The point of I-Cubed is to create jobs that produce new, not existing, income tax revenues to pay off the bonds. That is, unless there is "compelling evidence" that a company like Vertex would leave the state without the subsidy. Then, and only then, can the City and state consider existing jobs as "retained" jobs, whose taxes may be used for bond service.

Sure enough, at the City Council hearing, a representative from the Municipal Research Bureau briefly mentioned Rhode Island had courted Vertex.

However, Vertex executives, at the same hearing, testified that the Boston Waterfront site is uniquely ideal, with ample space for an expansion campus near workforce sources, synergistic life-science clusters, excellent transportation options, and life-style amenities for employees--culture, restaurants, and retail. Fallon testified similarly, pointing out the public investments, like the Big Dig, that made this site so desirable for Vertex. City Councilor Mike Ross said, "Where else can you get over a million square feet in an urban setting?
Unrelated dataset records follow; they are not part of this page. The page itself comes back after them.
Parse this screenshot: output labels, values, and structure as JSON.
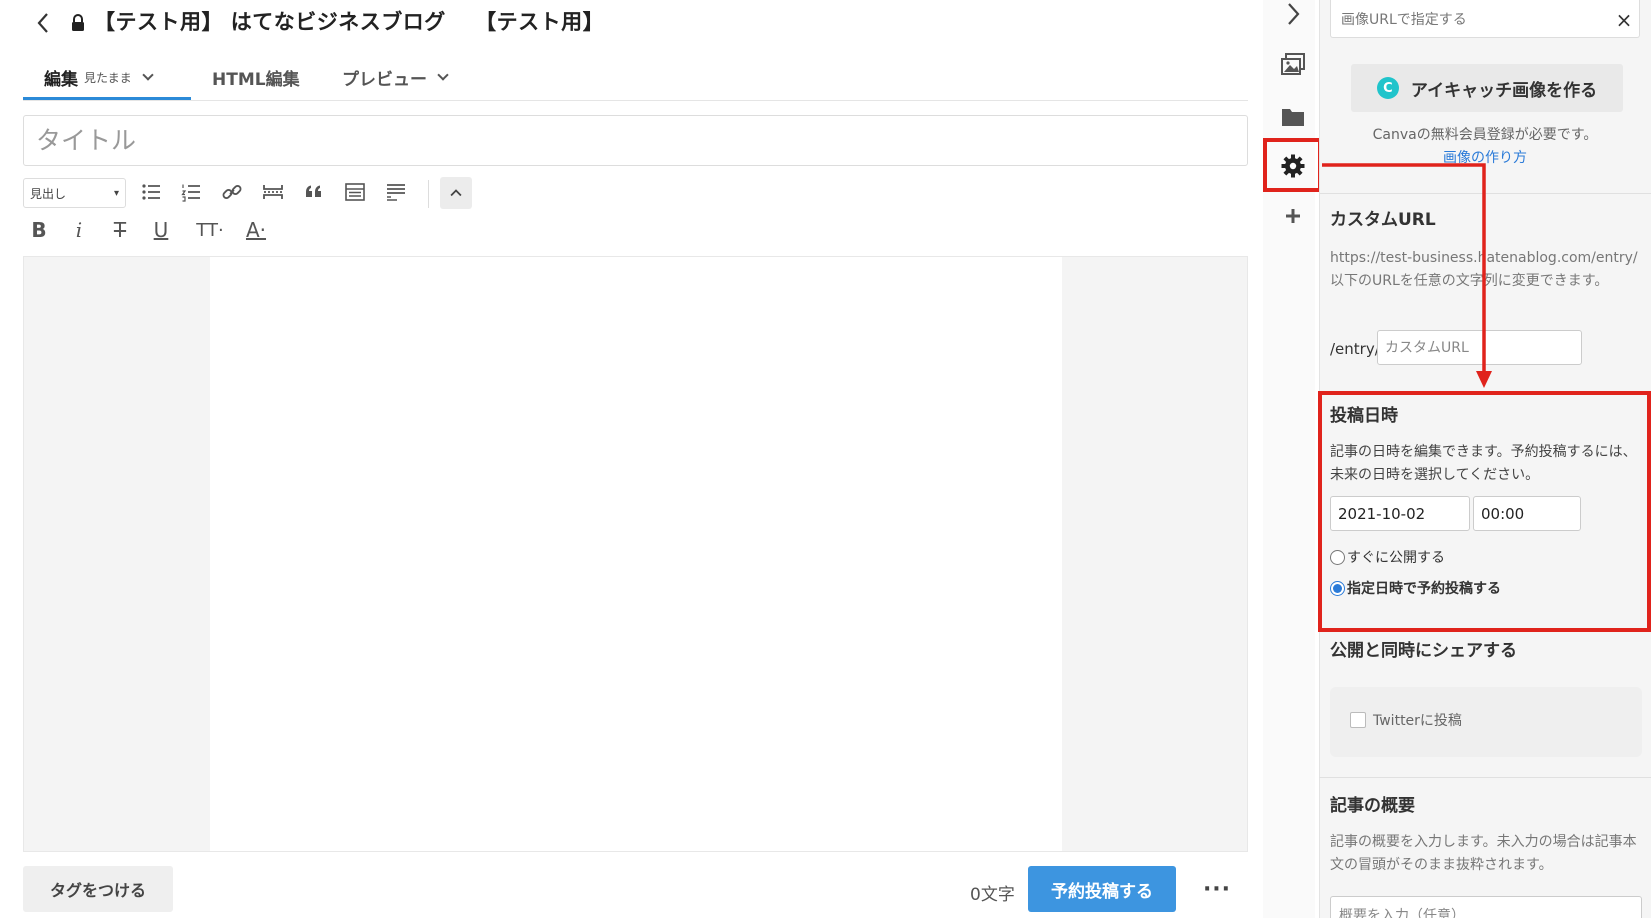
{
  "header": {
    "title": "【テスト用】 はてなビジネスブログ　 【テスト用】"
  },
  "tabs": [
    {
      "label": "編集",
      "sub": "見たまま"
    },
    {
      "label": "HTML編集"
    },
    {
      "label": "プレビュー"
    }
  ],
  "editor": {
    "title_placeholder": "タイトル",
    "heading_select": "見出し"
  },
  "toolbar": {
    "format": {
      "bold": "B",
      "italic": "i",
      "strike": "T",
      "underline": "U",
      "fontsize": "TT·",
      "color": "A·"
    }
  },
  "footer": {
    "tag_button": "タグをつける",
    "char_count": "0文字",
    "submit_button": "予約投稿する",
    "more_button": "···"
  },
  "panel": {
    "image_url_label": "画像URLで指定する",
    "close_icon": "×",
    "canva": {
      "logo": "C",
      "button": "アイキャッチ画像を作る",
      "note": "Canvaの無料会員登録が必要です。",
      "howto_link": "画像の作り方"
    },
    "custom_url": {
      "title": "カスタムURL",
      "description": "https://test-business.hatenablog.com/entry/以下のURLを任意の文字列に変更できます。",
      "prefix": "/entry/",
      "placeholder": "カスタムURL"
    },
    "post_date": {
      "title": "投稿日時",
      "description": "記事の日時を編集できます。予約投稿するには、未来の日時を選択してください。",
      "date": "2021-10-02",
      "time": "00:00",
      "option_now": "すぐに公開する",
      "option_scheduled": "指定日時で予約投稿する"
    },
    "share": {
      "title": "公開と同時にシェアする",
      "twitter": "Twitterに投稿"
    },
    "summary": {
      "title": "記事の概要",
      "description": "記事の概要を入力します。未入力の場合は記事本文の冒頭がそのまま抜粋されます。",
      "placeholder": "概要を入力（任意）"
    }
  },
  "colors": {
    "accent": "#3d95e0",
    "highlight": "#e0231c",
    "link": "#2b7bd8",
    "canva": "#20c4cb"
  },
  "icons": [
    "back-icon",
    "lock-icon",
    "bullet-list-icon",
    "numbered-list-icon",
    "link-icon",
    "more-break-icon",
    "quote-icon",
    "table-icon",
    "footnote-icon",
    "collapse-icon",
    "sidebar-toggle-icon",
    "image-icon",
    "folder-icon",
    "gear-icon",
    "plus-icon"
  ]
}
That’s what’s attractive."

Think about it: would high-tech Vertex leave the brain bank of the world to go to Rhode Island? Of course not, just as JPMorgan Chase, which got a $4 million subsidy, wouldn’t really have moved to Braintree as threatened, and Liberty Mutual, which got a $46.5 million subsidy, wouldn’t really have moved to some hamlet in New Hampshire as threatened.

A quick Google search (here, here and here) would have informed our officials - if they really wanted to know -- that Rhode Island’s biotech labor force, the top criterion, is woefully deficient for Vertex’s needs.

Nonetheless, we can be sure that our officials will find "compelling evidence" that Vertex would have moved to Rhode Island if they did not get this I-Cubed assistance from taxpayers. It won’t be the first time the Governor has cooked the books to boost a corporate subsidy.

Patrick, Menino and City Council are subverting the law to give these corporations over $120 million for no reason -- other than to claim false credit for job creation. Slashing services for both state and city taxpayers is apparently their idea of shared sacrifice.